Based on their findings, the authors estimate that for every 411 patients over age 50 taking SSRIs, one is likely to develop upper GI bleeding requiring hospital admission. In patients taking both SSRIs and NSAIDs, one out of 82 would be expected to develop the problem.
“We estimate that roughly 18,000 additional cases of upper GI bleeding occurred in the United States and United Kingdom in 2003 as a result of taking SSRIs,” said Singh.
In addition to the clinical studies, the researchers analyzed 101 reports on adverse effects submitted to the Canadian Adverse Events Database and the U.S. Food and Drug Administration’s Adverse Event Reporting System. They found that bleeding associated with SSRI use occurred after a median of 25 weeks on the drugs. About 67 percent of those patients were also taking NSAIDs. The adverse reaction was not limited to the elderly, with 38 percent of cases occurring in patients below the age of 60.
“These findings emphasize the importance of clinicians taking a detailed gastrointestinal history from patients and targeting the use of SSRIs to patients who are at relatively low risk for upper GI bleeding,” said Singh.
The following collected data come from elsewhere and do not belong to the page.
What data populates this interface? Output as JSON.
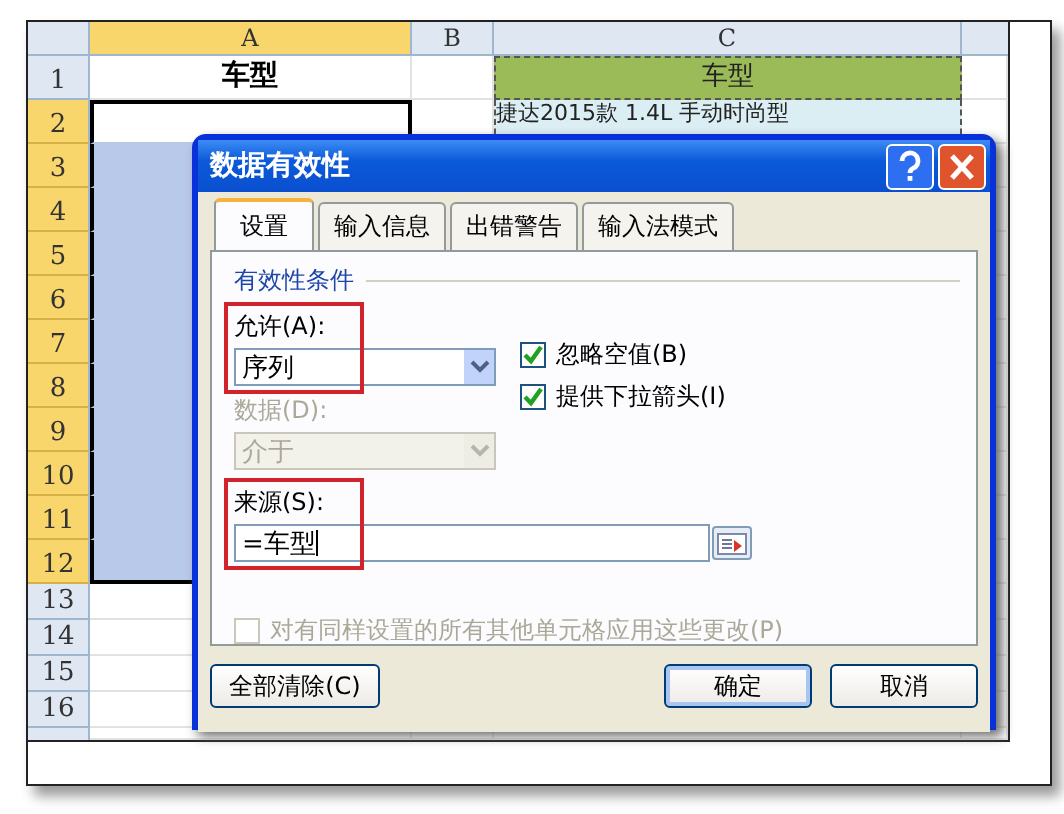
{
  "sheet": {
    "columns": [
      {
        "label": "A",
        "selected": true
      },
      {
        "label": "B",
        "selected": false
      },
      {
        "label": "C",
        "selected": false
      }
    ],
    "rows": [
      {
        "label": "1",
        "selected": false
      },
      {
        "label": "2",
        "selected": true
      },
      {
        "label": "3",
        "selected": true
      },
      {
        "label": "4",
        "selected": true
      },
      {
        "label": "5",
        "selected": true
      },
      {
        "label": "6",
        "selected": true
      },
      {
        "label": "7",
        "selected": true
      },
      {
        "label": "8",
        "selected": true
      },
      {
        "label": "9",
        "selected": true
      },
      {
        "label": "10",
        "selected": true
      },
      {
        "label": "11",
        "selected": true
      },
      {
        "label": "12",
        "selected": true
      },
      {
        "label": "13",
        "selected": false
      },
      {
        "label": "14",
        "selected": false
      },
      {
        "label": "15",
        "selected": false
      },
      {
        "label": "16",
        "selected": false
      }
    ],
    "a1": "车型",
    "c1": "车型",
    "c2": "捷达2015款 1.4L 手动时尚型"
  },
  "dialog": {
    "title": "数据有效性",
    "tabs": [
      {
        "label": "设置",
        "selected": true
      },
      {
        "label": "输入信息",
        "selected": false
      },
      {
        "label": "出错警告",
        "selected": false
      },
      {
        "label": "输入法模式",
        "selected": false
      }
    ],
    "section": "有效性条件",
    "allow": {
      "label": "允许(A):",
      "value": "序列",
      "highlighted": true
    },
    "checks": [
      {
        "label": "忽略空值(B)",
        "checked": true
      },
      {
        "label": "提供下拉箭头(I)",
        "checked": true
      }
    ],
    "data": {
      "label": "数据(D):",
      "value": "介于",
      "disabled": true
    },
    "source": {
      "label": "来源(S):",
      "value": "=车型",
      "highlighted": true
    },
    "apply_all": {
      "label": "对有同样设置的所有其他单元格应用这些更改(P)",
      "checked": false,
      "disabled": true
    },
    "buttons": [
      {
        "label": "全部清除(C)",
        "default": false
      },
      {
        "label": "确定",
        "default": true
      },
      {
        "label": "取消",
        "default": false
      }
    ]
  }
}
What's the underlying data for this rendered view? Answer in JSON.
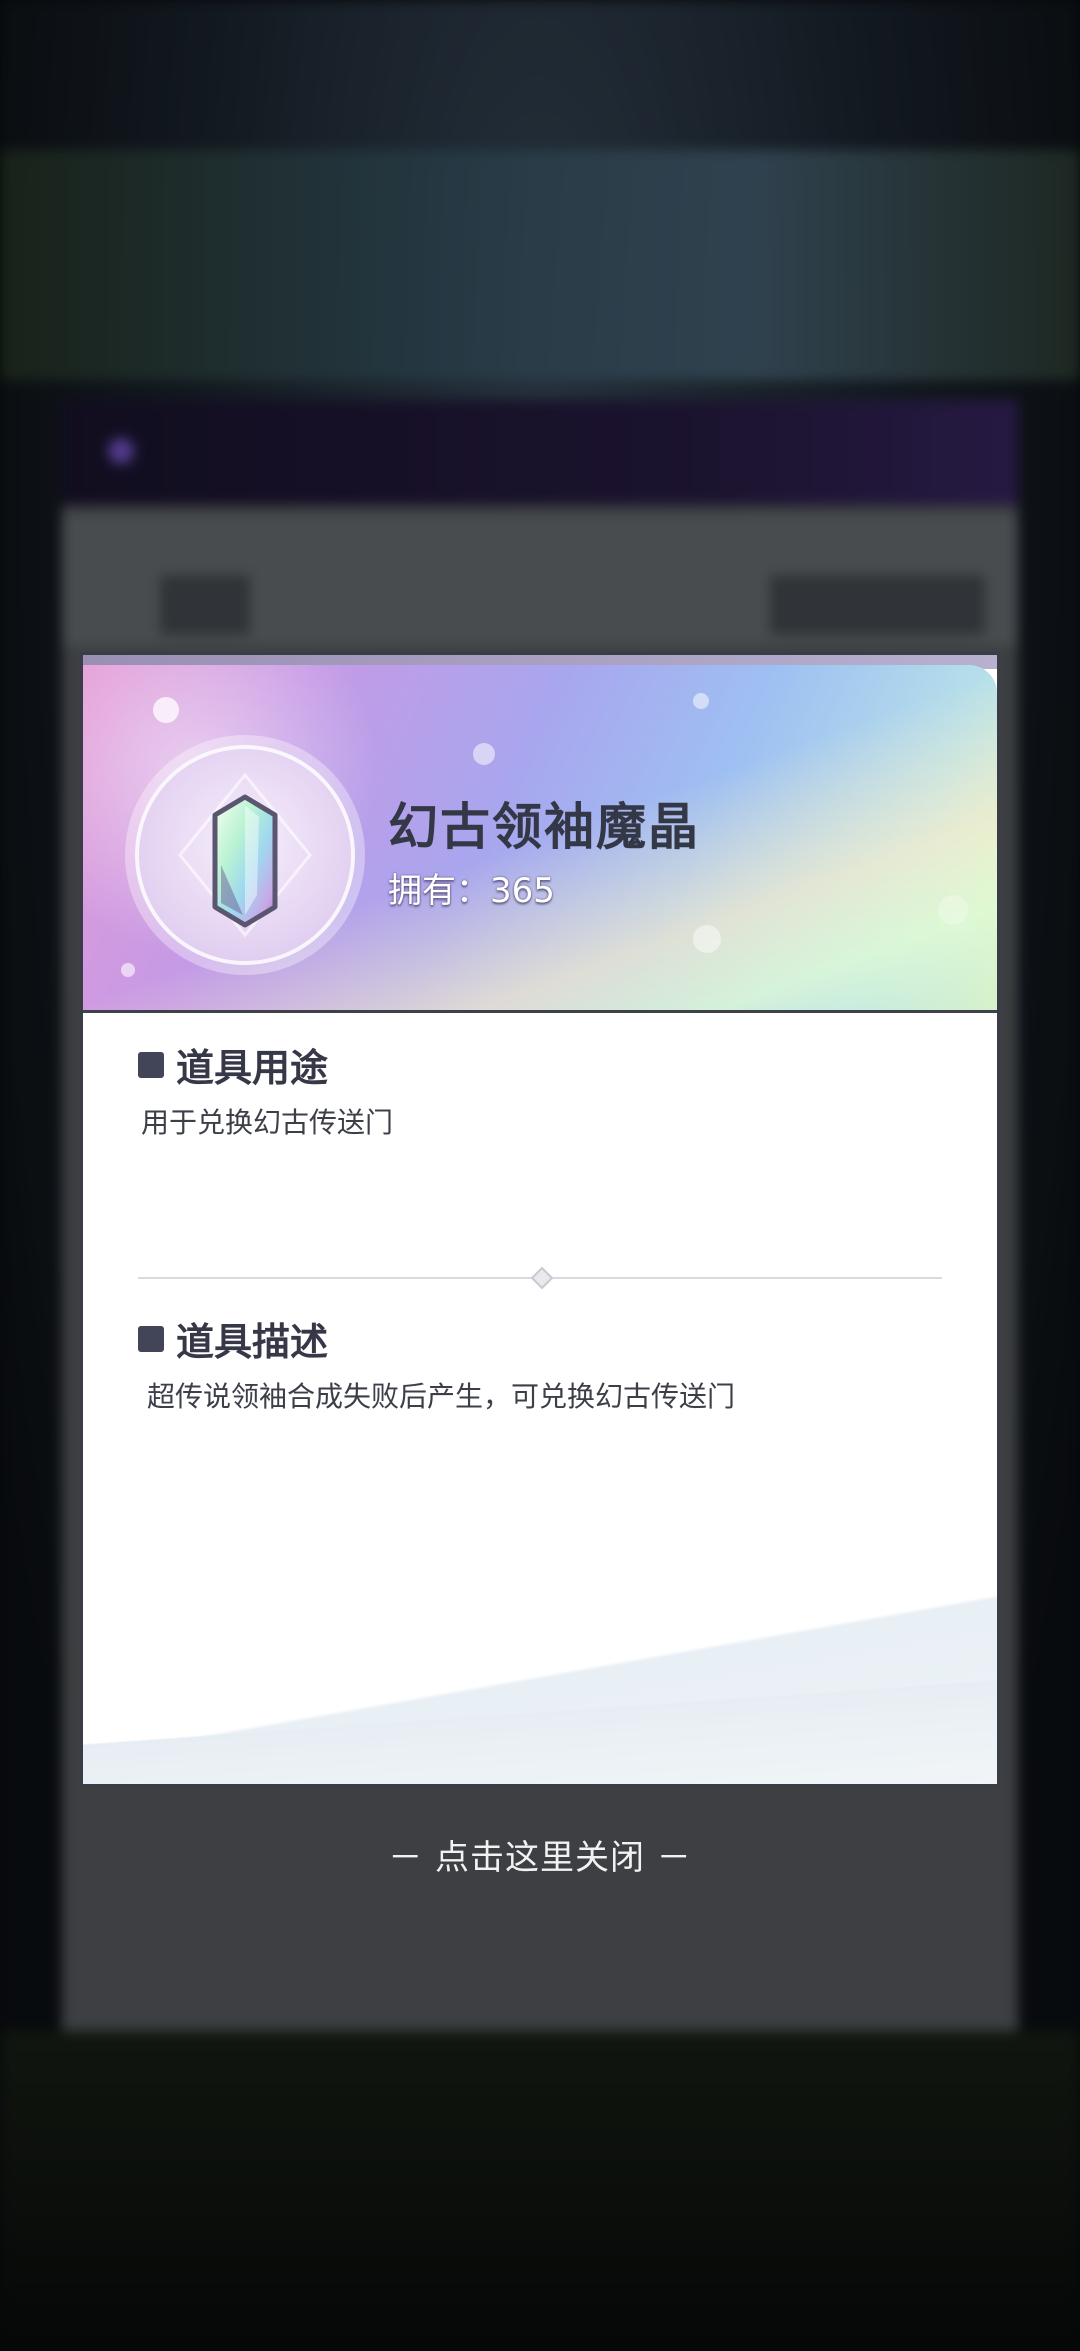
{
  "item": {
    "name": "幻古领袖魔晶",
    "owned_label": "拥有：",
    "owned_count": "365",
    "icon": "crystal-icon"
  },
  "usage": {
    "title": "道具用途",
    "text": "用于兑换幻古传送门"
  },
  "description": {
    "title": "道具描述",
    "text": "超传说领袖合成失败后产生，可兑换幻古传送门"
  },
  "close_hint": "－ 点击这里关闭 －",
  "colors": {
    "title_text": "#363847",
    "overlay": "rgba(0,0,0,0.35)",
    "header_gradient_start": "#e59ad6",
    "header_gradient_end": "#d6f2c9"
  }
}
The research did not distinguish between specific drugs and whether one was associated with more bleeding than another. However, previous studies have shown that paroxetine (Paxil®), sertraline (Zoloft®) and fluoxetine (Prozac®) are most often associated with abnormal bleeding. Singh said future research should address the question of which specific drugs and combinations of drugs are associated with the highest risk.
Singh’s co-researchers were Apurva Trivedi, M.D., with Wake Forest, and Yoon K. Loke, M.D., lead author, with the University of East Anglia, Norwich, United Kingdom.
Wake Forest University Baptist Medical Center is an academic health system comprised of North Carolina Baptist Hospital and Wake Forest University Health Sciences, which operates the university’s School of Medicine. The system comprises 1,187 acute care, psychiatric, rehabilitation and long-term care beds and is consistently ranked as one of “America’s Best Hospitals” by U.S. News & World Report.